Total current assets
    1       1  
Investment in Crosstex Energy, L.P.
    5,384       4,078  
 
           
Total assets
  $ 5,385     $ 4,079  
 
           
 
               
PARTNERS’ EQUITY
               
Partners’ equity
  $ 5,385     $ 4,079  
 
           
Total partners’ equity
  $ 5,385     $ 4,079  
 
           
See accompanying notes to balance sheets.

 


 

CROSSTEX ENERGY GP, L.P.
Notes to Balance Sheets
December 31, 2004 and September 30, 2005 (Unaudited)
(1) Organization
     (a) Organization
         Crosstex Energy GP, L.P. (the “General Partner”) is a Delaware limited partnership formed on July 12, 2002, to become the General Partner of Crosstex Energy, L.P. (“CELP”) The General Partner is an indirect wholly-owned subsidiary of Crosstex Energy, Inc. The General Partner owns a 2% general partner interest in CELP.
(2) Significant Accounting Policies
     (a) Cash and Cash Equivalents
         The General Partner considers all highly liquid investments with an original maturity of three months or less to be cash equivalents.
     (b) Federal Income Taxes
         No provision is made in the accounts of the General Partner for federal or state income taxes because such taxes are liabilities of the individual partners, and the amounts thereof depend upon their respective tax situations. The tax returns and amounts of allocable General Partner revenues and expenses are subject to examination by federal and state taxing authorities. If such examinations result in changes to allocable General Partner revenues and expenses, the tax liability of the Partners could be changed accordingly.
     (c) Management’s Use of Estimates
         The preparation of financial statements in accordance with accounting principles generally accepted in the United States of America requires management of the General Partner to make estimates and assumptions that affect the reported amounts of assets and liabilities and disclosure of contingent assets and liabilities at the date of the financial statements and the reported amounts of revenues and expenses during the period.

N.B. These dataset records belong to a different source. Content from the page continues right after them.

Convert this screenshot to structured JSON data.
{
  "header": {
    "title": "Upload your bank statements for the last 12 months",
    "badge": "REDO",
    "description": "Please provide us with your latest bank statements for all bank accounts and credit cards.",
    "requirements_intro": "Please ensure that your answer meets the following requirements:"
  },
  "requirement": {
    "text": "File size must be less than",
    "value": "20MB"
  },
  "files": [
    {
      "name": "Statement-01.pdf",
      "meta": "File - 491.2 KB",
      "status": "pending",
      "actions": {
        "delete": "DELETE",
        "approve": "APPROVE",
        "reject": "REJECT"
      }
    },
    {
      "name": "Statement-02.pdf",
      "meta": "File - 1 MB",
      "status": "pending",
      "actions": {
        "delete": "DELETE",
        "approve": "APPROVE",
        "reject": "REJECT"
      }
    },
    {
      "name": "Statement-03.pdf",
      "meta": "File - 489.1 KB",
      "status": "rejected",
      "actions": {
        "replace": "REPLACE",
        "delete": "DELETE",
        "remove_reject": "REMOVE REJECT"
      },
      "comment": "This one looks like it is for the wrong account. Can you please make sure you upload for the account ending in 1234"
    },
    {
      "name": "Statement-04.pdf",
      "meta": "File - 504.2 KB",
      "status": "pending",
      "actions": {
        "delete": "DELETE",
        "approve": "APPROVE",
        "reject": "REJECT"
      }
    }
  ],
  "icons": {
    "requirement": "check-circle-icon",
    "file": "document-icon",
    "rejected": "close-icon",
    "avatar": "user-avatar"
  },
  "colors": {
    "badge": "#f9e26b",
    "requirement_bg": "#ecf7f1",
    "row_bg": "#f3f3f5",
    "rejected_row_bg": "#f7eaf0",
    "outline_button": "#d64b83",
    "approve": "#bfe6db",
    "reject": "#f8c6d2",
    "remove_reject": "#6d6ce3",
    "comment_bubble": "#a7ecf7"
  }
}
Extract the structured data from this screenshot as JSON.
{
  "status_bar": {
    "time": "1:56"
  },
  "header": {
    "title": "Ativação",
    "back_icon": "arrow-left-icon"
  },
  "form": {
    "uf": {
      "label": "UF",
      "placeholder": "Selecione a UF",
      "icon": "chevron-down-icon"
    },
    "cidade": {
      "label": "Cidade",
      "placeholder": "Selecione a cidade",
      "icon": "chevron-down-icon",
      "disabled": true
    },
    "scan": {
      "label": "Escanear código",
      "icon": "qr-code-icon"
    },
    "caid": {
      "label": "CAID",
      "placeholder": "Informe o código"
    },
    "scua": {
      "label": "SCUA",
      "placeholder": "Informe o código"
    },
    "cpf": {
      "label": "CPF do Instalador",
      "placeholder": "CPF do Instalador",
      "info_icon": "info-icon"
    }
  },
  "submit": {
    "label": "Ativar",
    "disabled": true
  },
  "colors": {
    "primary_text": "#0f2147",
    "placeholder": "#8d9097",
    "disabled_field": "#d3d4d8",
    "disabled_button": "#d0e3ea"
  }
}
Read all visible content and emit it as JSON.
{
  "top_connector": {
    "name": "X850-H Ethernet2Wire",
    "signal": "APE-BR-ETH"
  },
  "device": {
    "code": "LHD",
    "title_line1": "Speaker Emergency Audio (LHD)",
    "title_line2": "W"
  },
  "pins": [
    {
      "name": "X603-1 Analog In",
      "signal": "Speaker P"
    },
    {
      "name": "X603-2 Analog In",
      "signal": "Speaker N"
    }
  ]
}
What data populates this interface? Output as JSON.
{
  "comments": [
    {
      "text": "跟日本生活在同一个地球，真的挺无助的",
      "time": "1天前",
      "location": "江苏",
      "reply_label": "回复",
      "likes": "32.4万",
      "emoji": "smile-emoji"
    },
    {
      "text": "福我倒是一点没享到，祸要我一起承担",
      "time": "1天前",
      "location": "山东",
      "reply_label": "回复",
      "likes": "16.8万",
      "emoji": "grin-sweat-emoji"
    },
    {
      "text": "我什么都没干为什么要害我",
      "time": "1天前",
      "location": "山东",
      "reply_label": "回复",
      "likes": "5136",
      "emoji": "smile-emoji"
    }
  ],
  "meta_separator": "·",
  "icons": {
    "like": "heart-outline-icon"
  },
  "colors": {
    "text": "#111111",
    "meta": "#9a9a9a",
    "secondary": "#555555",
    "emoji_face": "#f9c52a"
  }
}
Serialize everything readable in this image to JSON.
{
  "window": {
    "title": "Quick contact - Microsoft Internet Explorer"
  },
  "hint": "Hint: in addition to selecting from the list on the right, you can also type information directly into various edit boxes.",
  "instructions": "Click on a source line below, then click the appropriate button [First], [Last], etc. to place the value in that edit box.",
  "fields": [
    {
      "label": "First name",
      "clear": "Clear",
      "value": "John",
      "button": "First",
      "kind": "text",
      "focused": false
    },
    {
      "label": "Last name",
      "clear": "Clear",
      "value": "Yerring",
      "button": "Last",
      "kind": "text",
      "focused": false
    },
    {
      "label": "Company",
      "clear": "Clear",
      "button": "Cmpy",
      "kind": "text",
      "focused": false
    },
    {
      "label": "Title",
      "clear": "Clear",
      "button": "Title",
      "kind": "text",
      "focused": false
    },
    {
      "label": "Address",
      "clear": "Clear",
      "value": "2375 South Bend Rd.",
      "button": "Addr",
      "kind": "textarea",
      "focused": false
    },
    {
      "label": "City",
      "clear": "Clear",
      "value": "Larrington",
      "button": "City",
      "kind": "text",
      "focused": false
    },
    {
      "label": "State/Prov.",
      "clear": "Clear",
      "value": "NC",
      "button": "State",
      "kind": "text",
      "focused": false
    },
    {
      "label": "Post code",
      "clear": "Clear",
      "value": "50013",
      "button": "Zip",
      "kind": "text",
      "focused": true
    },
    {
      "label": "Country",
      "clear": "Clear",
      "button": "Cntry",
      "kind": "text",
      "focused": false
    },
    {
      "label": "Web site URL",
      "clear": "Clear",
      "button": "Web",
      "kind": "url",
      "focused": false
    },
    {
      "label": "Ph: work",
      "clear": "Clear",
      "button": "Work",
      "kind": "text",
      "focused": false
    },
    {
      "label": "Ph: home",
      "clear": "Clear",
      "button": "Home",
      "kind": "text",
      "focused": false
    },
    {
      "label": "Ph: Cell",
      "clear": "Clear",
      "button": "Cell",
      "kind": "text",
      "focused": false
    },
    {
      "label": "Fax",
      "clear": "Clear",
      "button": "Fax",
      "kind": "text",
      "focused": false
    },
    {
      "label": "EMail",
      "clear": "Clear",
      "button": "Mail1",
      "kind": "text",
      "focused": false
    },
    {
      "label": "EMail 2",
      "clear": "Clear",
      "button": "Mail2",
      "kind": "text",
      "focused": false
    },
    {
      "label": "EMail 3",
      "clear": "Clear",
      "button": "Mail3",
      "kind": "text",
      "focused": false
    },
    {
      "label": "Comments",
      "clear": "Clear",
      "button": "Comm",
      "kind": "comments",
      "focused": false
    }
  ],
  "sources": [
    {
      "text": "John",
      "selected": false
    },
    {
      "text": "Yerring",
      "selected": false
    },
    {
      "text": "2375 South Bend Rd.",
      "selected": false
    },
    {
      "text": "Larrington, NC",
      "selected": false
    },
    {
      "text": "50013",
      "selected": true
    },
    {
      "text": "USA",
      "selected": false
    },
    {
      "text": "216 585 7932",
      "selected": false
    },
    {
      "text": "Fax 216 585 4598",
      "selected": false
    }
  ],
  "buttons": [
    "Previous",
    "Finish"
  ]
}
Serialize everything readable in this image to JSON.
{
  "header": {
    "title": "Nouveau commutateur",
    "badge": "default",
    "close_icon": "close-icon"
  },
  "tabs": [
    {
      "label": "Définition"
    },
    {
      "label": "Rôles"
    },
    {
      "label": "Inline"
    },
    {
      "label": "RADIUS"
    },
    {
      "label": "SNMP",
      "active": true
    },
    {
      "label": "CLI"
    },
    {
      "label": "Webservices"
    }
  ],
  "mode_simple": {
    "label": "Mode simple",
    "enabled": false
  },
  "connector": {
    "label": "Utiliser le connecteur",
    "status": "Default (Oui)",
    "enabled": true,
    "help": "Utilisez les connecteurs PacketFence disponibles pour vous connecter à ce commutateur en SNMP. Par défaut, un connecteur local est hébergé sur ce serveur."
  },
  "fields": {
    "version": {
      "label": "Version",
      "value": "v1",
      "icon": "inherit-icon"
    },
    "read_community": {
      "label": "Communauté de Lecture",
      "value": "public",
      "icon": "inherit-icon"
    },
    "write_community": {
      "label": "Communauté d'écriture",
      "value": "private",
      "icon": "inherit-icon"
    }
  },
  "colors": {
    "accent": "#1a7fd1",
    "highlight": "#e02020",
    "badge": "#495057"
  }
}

Actual results could differ from these estimates.
     (d) Cash Distributions
         In accordance with the partnership agreement, CELP must make distributions of 100% of available cash, as defined in the partnership agreement within 45 days following the end of each quarter. Distributions will generally be made 98% to the common and subordinated unitholders (other than the senior subordinated unitholders) and 2% to the General Partner, subject to the payment of incentive distributions to the extent that certain target levels of cash distributions are achieved. Under the incentive distribution provisions, generally the General Partner is entitled to 13% of amounts CELP distributes in excess of $0.25 per unit, 23% of the amounts CELP distributes in excess of $0.3125 per unit and 48% of amounts CELP distributes in excess of $0.375 per unit.
     (e) New Accounting Pronouncements
         In December 2004, the FASB issued SFAS No. 123 (Revised 2004), Share-Based Payment (SFAS No. 123R), which requires that compensation related to all stock-based awards, including stock options, be recognized in the financial statements. This pronouncement replaces SFAS No. 123, Accounting for Stock-Based Compensation, and supersedes APB Opinion No. 25, Accounting for Stock Issued to Employees and will be effective beginning January 1, 2006. We have previously recorded stock compensation pursuant to the intrinsic value method under APB No. 25, whereby no compensation was recognized for most stock option awards. We expect that stock option grants will continue to be a significant part of employee compensation, and therefore SFAS No. 123R will impact our financial statements. We reviewed the impact of SFAS No. 123R and we believe that the pro forma effect of recording compensation for all stock awards at fair value utilizing the Black-Scholes method for the three and nine months ended September 30, 2005 and 2004 presented in Note 1(b) above is not materially different.
         In March 2005, the FASB issued Interpretation No. 47, “Accounting for Conditional Asset Retirement Obligations” (FIN 47). FIN 47 clarifies that the term “conditional asset retirement obligation” as used in FASB Statement No. 143, “Accounting for Asset Retirement Obligations”, refers to a legal obligation to perform an asset retirement activity in which the timing and/or method of settlement are conditional on a future event that may or may not be within the control of the entity. Since the obligation to perform the asset retirement activity is unconditional, FIN 47 provides that a liability for the fair value of a conditional asset retirement obligation should be recognized if that fair value can be reasonably estimated, even though uncertainty exists about the timing and/or method of settlement. FIN 47 also clarifies when an entity would have sufficient information to reasonably estimate the fair value of an asset retirement obligation under FASB Statement No. 143. FIN 47 is effective at December 31, 2005, and is not expected to affect the Partnership’s financial position or results of operations.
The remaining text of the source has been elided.